Das ist knapp 500 Jahre her. Und echot plötzlich in der Gegenwart wieder auf: Seit 2014/2015 wurde das damalige Trendtier Eule langsam, unmerklich, infektiös unterwandernd und kompromisslos vom Einhorn verdrängt. Und pünktlich zum Lutherjahr 2017 wurde es zur dominaten Spezies des animalinspirierten Decó. Wir leben jetzt aktuell in der Hochphase des Neomonokerotismus (Ist ein Duden hier?!? Schnell, wir brauchen einen Duden! Es eilt!).

Cui bono?
Seit Jahren muss die evangelische Kirche in Deutschland schrumpfende Mitgliedszahlen und Sekularisierung fürchten und ertragen. Nun fahren sie die ganz starken Geschütze auf: Luthers volle Einhornpower aus allen Rohren! Damit ist sein Erbe — in diesen popkulturellen Rahmen gesetzt — gegenwärtiger denn je.

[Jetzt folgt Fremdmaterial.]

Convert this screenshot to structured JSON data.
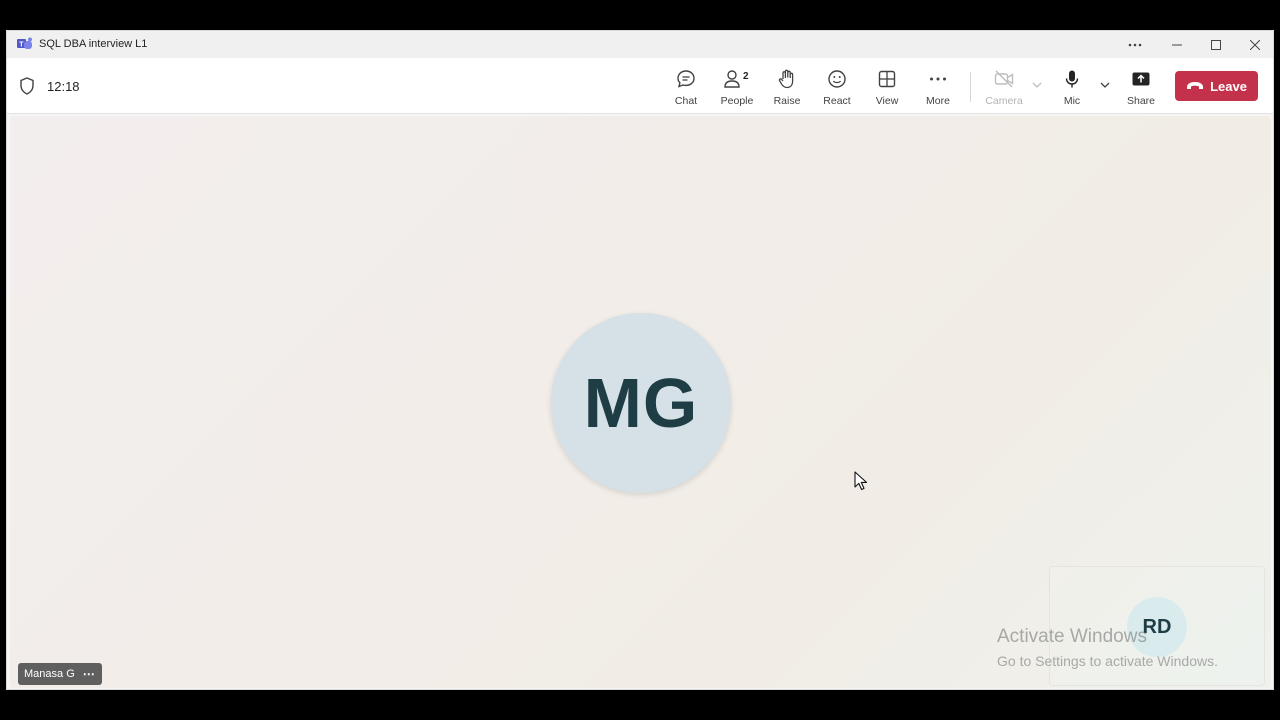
{
  "window": {
    "title": "SQL DBA interview L1",
    "controls": [
      "more",
      "minimize",
      "maximize",
      "close"
    ]
  },
  "toolbar": {
    "time": "12:18",
    "buttons": {
      "chat": "Chat",
      "people": "People",
      "people_count": "2",
      "raise": "Raise",
      "react": "React",
      "view": "View",
      "more": "More",
      "camera": "Camera",
      "mic": "Mic",
      "share": "Share"
    },
    "leave": "Leave"
  },
  "stage": {
    "main_avatar_initials": "MG",
    "self_avatar_initials": "RD",
    "participant_name": "Manasa G",
    "name_menu": "⋯"
  },
  "watermark": {
    "title": "Activate Windows",
    "subtitle": "Go to Settings to activate Windows."
  },
  "colors": {
    "leave_button": "#c4314b",
    "teams_purple": "#5059c9",
    "avatar_main_bg": "#d5e1e6",
    "avatar_text": "#1f3d45"
  }
}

Also zusammenfassend die ganze, frisch angerichtete Verschwörungstheorie in einem Satz:

Die Einhörner werden von der evangelischen Kirche inflationär in die Welt gepresst, um die Erinnerung an Luther wachzuhalten.

Oder als Merksatz:
Ist ein Einhorn auf die Packung gedruckt,
Der Luther aus dessen Aug' raus guckt.

Das war doch ein schönes Projekt! Danke für Ihre Aufmerksamkeit. Viel Spaß beim nachbasteln und auf wiedersehen!"

Kurzer Moment der Stille.

Ich reiße mein Klebebärtchen ab, es hinterlässt gerötete Haut unter der Nase, lege den Kittel ab… ich trete näher und flüstere mit leicht zur Seite gedrehtem Kopf: "Wissen Sie, was mir wirklich Angst macht? Dass es vielleicht in 50 Jahren Leute gibt, die das glauben könnten. Dafür… möchte ich mich schon heute… entschuldigen!"

Und dann hält meine Assistentin das Kuscheltiereinhorn in die Kamera, das weiche Horn dötscht an die Linse und wir ulken gemeinsam: "kutschi-gutschi-gutschi-guuuu"

Abblende.

TK

*Das Einhorn als Übersetzungsmöglichkeit des hebräischen Wortes für Wildstier/Wisent wurde tatsächlich noch bis zur 1914er Revision beibehalten, erst '64 verschwand das Fabeltier aus den Versen der Lutherbibel.